- Origin: Nashville, Tennessee, United States
- Genres: Country
- Years active: 2012–2017
- Labels: RPM Entertainment
- Past members: Landon Parker Travis Fincher Jimmy James Hunter Creigh Riepe Forest Miller

= Chasin' Crazy =

American country music group (2012–2017)

Chasin' Crazy was an American country music group composed of Landon Parker (acoustic guitar, vocals), Travis Fincher (drums, vocals), Jimmy James Hunter (lead guitar, vocals), Creigh Riepe (keyboards, guitar, vocals) and Forest Miller (bass, fiddle, mandolin, vocals). The group formed in Nashville, Tennessee in 2012, and was active through about 2017, after which members (including Parker) pursued solo work.

They signed to RPM Entertainment and released the debut single, "That's How We Do Summertime", in April 2014, produced by Marti Frederiksen and Blake Chancey. The track debuted at number 59 on Billboard Country Airplay (week of May 31, 2014) and ultimately peaked at number 47, charting for 13 weeks. A music video for the song premiered August 12, 2014. The follow-up single "Smack Dab" was released in August 2014, and the group later issued "Trespassin'" in October 2015, with an accompanying video.

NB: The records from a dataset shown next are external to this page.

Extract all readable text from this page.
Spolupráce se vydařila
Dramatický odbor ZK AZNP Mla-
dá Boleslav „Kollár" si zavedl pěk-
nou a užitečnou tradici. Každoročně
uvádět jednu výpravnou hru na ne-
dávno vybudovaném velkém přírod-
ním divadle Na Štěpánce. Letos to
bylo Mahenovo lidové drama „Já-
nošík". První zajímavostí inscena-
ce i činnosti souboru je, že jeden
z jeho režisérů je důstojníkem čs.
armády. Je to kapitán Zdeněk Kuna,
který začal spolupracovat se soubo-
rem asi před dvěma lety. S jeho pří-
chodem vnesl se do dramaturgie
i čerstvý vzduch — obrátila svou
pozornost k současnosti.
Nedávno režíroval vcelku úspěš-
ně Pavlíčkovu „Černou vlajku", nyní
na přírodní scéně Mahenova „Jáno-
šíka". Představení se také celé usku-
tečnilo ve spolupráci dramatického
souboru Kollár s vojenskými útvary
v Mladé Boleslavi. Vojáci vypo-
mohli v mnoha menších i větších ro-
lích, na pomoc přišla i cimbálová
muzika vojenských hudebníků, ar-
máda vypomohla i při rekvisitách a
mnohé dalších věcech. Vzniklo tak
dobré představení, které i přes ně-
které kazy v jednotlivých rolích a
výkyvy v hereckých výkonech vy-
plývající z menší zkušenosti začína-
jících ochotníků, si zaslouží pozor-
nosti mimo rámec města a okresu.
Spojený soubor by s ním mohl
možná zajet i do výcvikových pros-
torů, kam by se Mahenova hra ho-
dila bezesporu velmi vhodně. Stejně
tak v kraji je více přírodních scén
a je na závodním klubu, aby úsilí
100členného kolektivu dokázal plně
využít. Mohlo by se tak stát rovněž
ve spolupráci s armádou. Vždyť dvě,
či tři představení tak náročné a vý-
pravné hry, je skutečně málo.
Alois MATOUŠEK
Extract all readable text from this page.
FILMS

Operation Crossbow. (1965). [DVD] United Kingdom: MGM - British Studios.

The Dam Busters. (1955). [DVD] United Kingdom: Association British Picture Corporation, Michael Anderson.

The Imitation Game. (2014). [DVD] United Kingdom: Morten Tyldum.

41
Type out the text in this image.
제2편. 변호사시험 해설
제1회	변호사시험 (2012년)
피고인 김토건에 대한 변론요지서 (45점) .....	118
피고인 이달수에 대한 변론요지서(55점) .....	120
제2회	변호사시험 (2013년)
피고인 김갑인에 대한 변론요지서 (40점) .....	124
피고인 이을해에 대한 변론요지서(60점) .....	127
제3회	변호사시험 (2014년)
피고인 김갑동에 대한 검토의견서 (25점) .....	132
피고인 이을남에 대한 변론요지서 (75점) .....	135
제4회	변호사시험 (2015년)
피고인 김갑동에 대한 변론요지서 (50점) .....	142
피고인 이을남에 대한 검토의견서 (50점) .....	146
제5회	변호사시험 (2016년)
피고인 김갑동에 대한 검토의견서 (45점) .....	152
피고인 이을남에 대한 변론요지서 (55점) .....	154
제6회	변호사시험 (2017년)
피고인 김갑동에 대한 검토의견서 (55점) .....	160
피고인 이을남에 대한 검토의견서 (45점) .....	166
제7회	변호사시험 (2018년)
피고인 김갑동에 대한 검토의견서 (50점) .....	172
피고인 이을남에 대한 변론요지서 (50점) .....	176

A reality series about the band, also titled Chasin' Crazy, aired on Great American Country and premiered October 11, 2014.

==Discography==

===Singles===

| Year | Single | Peak positions | Notes |
US Country Airplay
| 2014 | "That's How We Do Summertime" | 47 | RPM Entertainment; released April 2014. |
| 2014 | "Smack Dab" | — | RPM Entertainment; released August 2014. |
| 2015 | "Trespassin'" | — | Released October 2015; video issued via VEVO/YouTube. |
"—" denotes a release that did not chart or was not released to the format.

===Music videos===

| Year | Video | Director |
|---|---|---|
| 2014 | "That's How We Do Summertime" | Steve Bates |
| 2015 | "Trespassin'" |  |

==Notes==
- As of 2025, the former band domain chasincrazy.com is used by an unrelated Central New York bar band and is not affiliated with the Nashville act described in this article.